Fly Pan Am – C’est Ça
(Constellation)
It’s been a while, as the awful post-grunge/nu-metal outfit Staind sang back in 2001. It was almost that long ago that the experimental rock band Fly Pan Am released their last album. That was in 2004, to be precise. The album was called N’écoutez Pas which translates as "DO NOT LISTEN". Presumably some folk still were, so the band went on hiatus. That’ll show ’em. This one’s called C’est Ça, a term that’s usually used as some sort of confirmation in a similar way to how an English speaker might say "exactly", "that’s right", or "that’s it". Hey, Fly Pan Am! Do you want to people to listen to you again? "C’est ça!" Fair enough.

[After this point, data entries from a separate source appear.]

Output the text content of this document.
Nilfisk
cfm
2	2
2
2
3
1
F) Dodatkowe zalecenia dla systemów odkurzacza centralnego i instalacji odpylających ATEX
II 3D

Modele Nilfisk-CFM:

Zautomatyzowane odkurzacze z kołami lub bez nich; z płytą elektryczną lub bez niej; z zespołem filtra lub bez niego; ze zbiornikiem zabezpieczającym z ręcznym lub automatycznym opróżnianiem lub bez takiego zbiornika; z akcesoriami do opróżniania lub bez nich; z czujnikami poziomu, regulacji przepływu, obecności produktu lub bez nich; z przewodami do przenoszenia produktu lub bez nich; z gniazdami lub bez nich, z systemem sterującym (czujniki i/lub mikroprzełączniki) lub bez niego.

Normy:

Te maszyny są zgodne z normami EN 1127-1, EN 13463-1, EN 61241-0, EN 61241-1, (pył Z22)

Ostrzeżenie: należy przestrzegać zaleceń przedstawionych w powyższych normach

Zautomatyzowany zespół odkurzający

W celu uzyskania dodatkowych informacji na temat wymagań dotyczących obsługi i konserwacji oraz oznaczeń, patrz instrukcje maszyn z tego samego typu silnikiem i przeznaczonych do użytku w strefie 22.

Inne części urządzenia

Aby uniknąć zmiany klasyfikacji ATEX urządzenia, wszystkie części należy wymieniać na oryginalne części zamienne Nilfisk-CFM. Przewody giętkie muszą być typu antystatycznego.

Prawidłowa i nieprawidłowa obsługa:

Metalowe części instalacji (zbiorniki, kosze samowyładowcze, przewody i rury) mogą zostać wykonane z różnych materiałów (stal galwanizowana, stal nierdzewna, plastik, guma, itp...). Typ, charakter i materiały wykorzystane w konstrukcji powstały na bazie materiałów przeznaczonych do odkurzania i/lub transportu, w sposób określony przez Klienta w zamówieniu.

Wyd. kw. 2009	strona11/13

They used to be lumped in with post-rock, of course, being Canadians who released music through Montreal’s Constellation Records and sharing certain members with Godspeed You! Black Emperor. Fly Pan Am were more hyperactive, jittery and shoegaze-inclined than many of their contemporaries, however. They were also, dare I say it, simultaneously more entertaining and more interesting. The track lengths on their comeback album are relatively snappy in length for a post-post-rock band yet chockfull of ideas and in a constant state of flux. Nothing stays still for long in this colourful thunderstorm of pattering drumbeats, motorik bass grooves, restless rhythm changes, sparkling electronics, general stomping and shimmering, disruptive static fuzz, and the kind of dense & woozy guitar effects that Kevin Shields of My Bloody Valentine took whole decades of his life trying to perfect. (Is that what Fly Pan Am have been up to all this time? Shoegazers, hey? Leave them alone for five minutes and you won’t see them again until your children have finished university.) Beneath the instrumental maelstrom lurk the vocal parts. Some of these are breathy, as might be expected given the marsh-like MBV distortion. On ‘Bleeding Decay’ things get a bit more Public Image Ltd or Pop Group-y in terms of the wobble-throated chanting. In places, the vocals grow so anguished they genuinely approach black-metal levels of existential shriek. Rrrrrraaaaaaaaaaaaaggggghhhhh!!!!!